We have a lot to catch up on.
If you've ever taken a test or sat through a job interview you didn't feel totally prepared for, you empathize with the feeling I had a couple of weeks ago at a beer bar in Madrid, Spain. On vacation with my wife, I was fully embracing a week in a country known for delicious, plentiful wine and cheap, fizzy, yellow beer. I of course tried the Spanish beers -- Estrella, Mahou, and San Miguel, among others -- but the gratuitous sampling didn't put a dent in my wine and tapas tour. As the saying goes, when in Rome, avoid the restaurants with the shiny plastic pictures of the food out front.
So imagine my delight when we stumbled on a beer bar, the Chimay sign shining like a beacon in the night outside an unassuming establishment on the backside of the Plaza Mayor. Belgian beer in Spain! After passing 457 ham and wine joints, it was good to find something familiar.
For the record, and to illustrate the rarity of the situation, we found two "beer bars" in nine days in Spain. So imagine my socially-inappropriate squeal when I sat down outside, opened the menu, and saw the words "Westvleteren XII" on the page.
Westvleteren XII (that's 12 in really old Italian numbers) is considered the best beer in the world by just about every beer-rating website. Steve Greenlee reviewed it as his last act (Steve's fine, don't worry) on this blog. At that time, I considered him to be one lucky dude. I've never had it, and as someone who has never paid for a beer on eBay, my philosophy on the Westy 12 was, "if it happens, it happens." It was happening.
Made by the monks at the Abbey of Saint-Sixtus in Westvleteren, Belgium, the beer is supposed to only be available by making an appointment to the abbey, pulling up, and loading some bottles in your car (there's also a cafe on site). A recent, minor release to the United States raised funds for the abbey and saw the usual price-gouging of upwards of $50 a beer on the secondary market. Finding the beer for purchase is, at best, difficult.
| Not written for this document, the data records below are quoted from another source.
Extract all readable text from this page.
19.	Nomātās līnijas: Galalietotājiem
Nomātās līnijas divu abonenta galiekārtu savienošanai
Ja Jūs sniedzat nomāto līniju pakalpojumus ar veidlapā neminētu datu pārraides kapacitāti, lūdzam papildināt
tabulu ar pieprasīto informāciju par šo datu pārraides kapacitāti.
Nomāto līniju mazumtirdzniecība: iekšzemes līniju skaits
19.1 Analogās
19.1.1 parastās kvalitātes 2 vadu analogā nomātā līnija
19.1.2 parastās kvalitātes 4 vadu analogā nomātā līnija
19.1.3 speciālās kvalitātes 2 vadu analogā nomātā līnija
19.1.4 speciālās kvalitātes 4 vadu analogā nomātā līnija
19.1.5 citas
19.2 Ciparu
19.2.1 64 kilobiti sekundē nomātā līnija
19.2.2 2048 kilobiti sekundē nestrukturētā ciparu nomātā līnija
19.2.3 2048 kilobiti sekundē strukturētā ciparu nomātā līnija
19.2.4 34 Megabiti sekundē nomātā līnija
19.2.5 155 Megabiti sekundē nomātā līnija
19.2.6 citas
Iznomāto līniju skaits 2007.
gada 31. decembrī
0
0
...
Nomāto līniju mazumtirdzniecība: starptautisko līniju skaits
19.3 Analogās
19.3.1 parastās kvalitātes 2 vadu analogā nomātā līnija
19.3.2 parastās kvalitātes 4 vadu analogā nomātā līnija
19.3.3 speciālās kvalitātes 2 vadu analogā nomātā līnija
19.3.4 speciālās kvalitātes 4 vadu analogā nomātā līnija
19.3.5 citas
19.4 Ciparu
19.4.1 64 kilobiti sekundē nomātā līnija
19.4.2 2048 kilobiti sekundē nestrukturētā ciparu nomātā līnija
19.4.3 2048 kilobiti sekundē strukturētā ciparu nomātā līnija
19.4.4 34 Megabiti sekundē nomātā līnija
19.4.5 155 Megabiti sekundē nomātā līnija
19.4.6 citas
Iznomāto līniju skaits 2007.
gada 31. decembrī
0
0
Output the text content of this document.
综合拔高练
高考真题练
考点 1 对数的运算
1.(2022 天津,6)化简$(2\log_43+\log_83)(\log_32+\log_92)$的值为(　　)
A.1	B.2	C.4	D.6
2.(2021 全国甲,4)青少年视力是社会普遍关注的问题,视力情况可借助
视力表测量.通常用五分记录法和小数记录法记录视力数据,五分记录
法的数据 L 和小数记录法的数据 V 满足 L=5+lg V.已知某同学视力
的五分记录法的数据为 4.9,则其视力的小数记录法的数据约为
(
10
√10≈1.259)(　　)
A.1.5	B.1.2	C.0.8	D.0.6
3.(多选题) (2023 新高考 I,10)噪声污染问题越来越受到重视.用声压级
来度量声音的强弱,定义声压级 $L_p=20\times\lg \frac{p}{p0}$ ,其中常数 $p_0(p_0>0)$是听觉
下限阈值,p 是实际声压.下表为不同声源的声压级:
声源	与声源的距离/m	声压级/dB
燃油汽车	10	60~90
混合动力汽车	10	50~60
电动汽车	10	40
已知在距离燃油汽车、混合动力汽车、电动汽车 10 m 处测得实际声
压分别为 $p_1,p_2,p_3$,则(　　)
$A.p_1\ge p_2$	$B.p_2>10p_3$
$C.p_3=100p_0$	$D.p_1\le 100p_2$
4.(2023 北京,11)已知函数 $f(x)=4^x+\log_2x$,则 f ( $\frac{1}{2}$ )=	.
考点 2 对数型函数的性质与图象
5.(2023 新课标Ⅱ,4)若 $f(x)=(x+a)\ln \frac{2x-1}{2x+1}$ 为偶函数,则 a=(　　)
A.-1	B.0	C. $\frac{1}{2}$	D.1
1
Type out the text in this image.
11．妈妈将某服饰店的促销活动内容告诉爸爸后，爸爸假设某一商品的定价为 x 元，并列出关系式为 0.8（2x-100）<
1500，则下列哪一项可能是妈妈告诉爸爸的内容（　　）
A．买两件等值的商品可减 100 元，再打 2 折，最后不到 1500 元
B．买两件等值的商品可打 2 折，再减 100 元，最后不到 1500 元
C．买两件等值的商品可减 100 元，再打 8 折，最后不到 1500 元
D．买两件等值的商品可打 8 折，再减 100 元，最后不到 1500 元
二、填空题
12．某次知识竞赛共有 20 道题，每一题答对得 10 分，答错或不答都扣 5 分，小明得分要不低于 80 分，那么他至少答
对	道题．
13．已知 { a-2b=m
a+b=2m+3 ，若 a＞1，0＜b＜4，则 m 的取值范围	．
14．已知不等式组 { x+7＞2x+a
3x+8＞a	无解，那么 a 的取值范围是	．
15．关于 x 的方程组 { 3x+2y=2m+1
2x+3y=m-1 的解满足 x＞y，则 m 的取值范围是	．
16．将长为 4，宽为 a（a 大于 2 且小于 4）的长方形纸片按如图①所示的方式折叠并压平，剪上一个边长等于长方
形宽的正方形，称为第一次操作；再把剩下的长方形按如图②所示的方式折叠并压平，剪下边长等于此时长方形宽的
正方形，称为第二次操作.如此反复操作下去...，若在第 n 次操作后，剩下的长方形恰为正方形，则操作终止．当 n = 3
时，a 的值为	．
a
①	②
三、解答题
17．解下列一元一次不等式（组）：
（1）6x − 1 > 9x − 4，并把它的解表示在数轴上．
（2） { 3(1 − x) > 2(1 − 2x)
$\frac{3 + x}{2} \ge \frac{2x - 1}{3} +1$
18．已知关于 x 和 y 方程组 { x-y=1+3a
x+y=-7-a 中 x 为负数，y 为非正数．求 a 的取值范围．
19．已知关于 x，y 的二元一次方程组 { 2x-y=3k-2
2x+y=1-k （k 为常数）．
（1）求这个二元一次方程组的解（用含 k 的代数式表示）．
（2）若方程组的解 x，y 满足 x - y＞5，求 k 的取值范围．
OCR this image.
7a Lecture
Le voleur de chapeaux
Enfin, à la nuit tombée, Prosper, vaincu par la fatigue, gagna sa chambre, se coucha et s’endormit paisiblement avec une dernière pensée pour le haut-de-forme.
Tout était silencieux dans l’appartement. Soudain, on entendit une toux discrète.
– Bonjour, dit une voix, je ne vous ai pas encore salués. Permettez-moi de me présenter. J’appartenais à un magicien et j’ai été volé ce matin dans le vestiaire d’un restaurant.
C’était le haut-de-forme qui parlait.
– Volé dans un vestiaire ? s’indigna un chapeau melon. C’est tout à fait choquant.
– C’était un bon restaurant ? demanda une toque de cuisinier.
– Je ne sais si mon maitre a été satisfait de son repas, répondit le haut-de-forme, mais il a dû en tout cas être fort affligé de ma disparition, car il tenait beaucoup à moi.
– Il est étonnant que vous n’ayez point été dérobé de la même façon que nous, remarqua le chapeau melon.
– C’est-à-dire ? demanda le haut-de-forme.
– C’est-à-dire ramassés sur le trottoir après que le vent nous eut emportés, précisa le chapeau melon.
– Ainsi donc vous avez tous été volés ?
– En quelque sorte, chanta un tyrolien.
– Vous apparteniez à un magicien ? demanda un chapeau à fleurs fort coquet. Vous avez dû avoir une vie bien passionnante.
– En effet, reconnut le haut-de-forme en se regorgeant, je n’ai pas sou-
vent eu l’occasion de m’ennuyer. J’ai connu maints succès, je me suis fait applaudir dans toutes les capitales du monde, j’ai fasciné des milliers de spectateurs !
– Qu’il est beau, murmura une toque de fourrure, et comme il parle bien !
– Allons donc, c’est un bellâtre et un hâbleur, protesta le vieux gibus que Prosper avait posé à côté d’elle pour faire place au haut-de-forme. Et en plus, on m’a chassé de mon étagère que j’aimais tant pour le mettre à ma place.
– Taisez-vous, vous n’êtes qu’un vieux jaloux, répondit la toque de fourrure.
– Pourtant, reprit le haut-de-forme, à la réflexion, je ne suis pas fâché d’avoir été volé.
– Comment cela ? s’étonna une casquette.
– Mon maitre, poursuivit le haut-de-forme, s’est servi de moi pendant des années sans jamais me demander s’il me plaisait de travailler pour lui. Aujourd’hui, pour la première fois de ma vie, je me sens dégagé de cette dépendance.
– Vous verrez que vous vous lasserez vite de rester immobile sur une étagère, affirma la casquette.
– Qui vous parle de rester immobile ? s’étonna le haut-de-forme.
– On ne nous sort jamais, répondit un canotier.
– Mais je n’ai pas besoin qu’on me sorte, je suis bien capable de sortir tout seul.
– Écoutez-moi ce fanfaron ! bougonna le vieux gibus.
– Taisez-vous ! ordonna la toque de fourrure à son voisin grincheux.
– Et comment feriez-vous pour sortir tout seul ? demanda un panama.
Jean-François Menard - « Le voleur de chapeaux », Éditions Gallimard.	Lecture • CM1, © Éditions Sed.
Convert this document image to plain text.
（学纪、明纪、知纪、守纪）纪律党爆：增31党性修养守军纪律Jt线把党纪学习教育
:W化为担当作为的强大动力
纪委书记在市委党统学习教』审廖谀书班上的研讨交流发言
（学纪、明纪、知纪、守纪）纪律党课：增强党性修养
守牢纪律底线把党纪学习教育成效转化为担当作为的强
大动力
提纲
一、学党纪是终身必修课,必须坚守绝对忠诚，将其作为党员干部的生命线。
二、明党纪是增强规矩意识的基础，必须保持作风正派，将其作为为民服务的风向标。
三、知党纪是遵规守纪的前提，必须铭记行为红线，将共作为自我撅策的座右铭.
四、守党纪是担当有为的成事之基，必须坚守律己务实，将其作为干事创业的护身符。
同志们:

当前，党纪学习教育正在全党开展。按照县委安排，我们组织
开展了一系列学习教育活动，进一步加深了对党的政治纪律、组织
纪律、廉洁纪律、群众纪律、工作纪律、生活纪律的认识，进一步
I may not have been prepared to review the best beer in the world, but I may have never gotten the chance again. Ordering it was a no-brainer, and even then I didn't quite believe it when my beer came to the table. One note on the bottle I ordered: it was labeled with the lettering Westvleteren XII, suggesting that it was part of the production of the abbey's fundraising beer rather than beer purchased on site by driving up to the gate in your Renault. I considered the fact that I was at least on the right continent as sign that I should go ahead with it. I thought better of bringing the bottle all the way home with me, but I saved the cap.
Poured into a Westvleteren XII chalice, the beer pours a dark chestnut color with a medium-thick head. I allowed myself a moment to stare, and my wife, bless her heart, went along with my request for a photo shoot. When I finally did stick my nose into the glass, I got scents of plums, brown sugar, cherries, and molasses.
The first sip was wonderful. Caramel and figs come through to start, and warming alcohol finished my first gulp. On the next sip I got some gingerbread and chocolate. The flavors and aromas are complex, but to me what distinguishes this beer is the mouthfeel. At times thick and warming, Westvleteren XII finishes nice and dry. It doesn't overpower, even at 10.2 percent alcohol. I could drink a lot of this, and we were sad to get to the bottom of the glass. Maybe because I knew the rarity of the situation, I'm not sure I've ever savored a beer more.
Is this the best beer in the world? A reader comment reminded me that St. Bernardus Abt 12 is a similar beer, and that's one of my favorites. Is one beer better than the other? I'd have to try them side-by-side, but I also think that misses the point. They are both exceptional beers. The St. Bernardus is more widely available, which I am grateful for. But how on earth do you compare the Westvleteren to something like Heady Topper? It's not practical to compare beers across different styles. I say better to just enjoy them.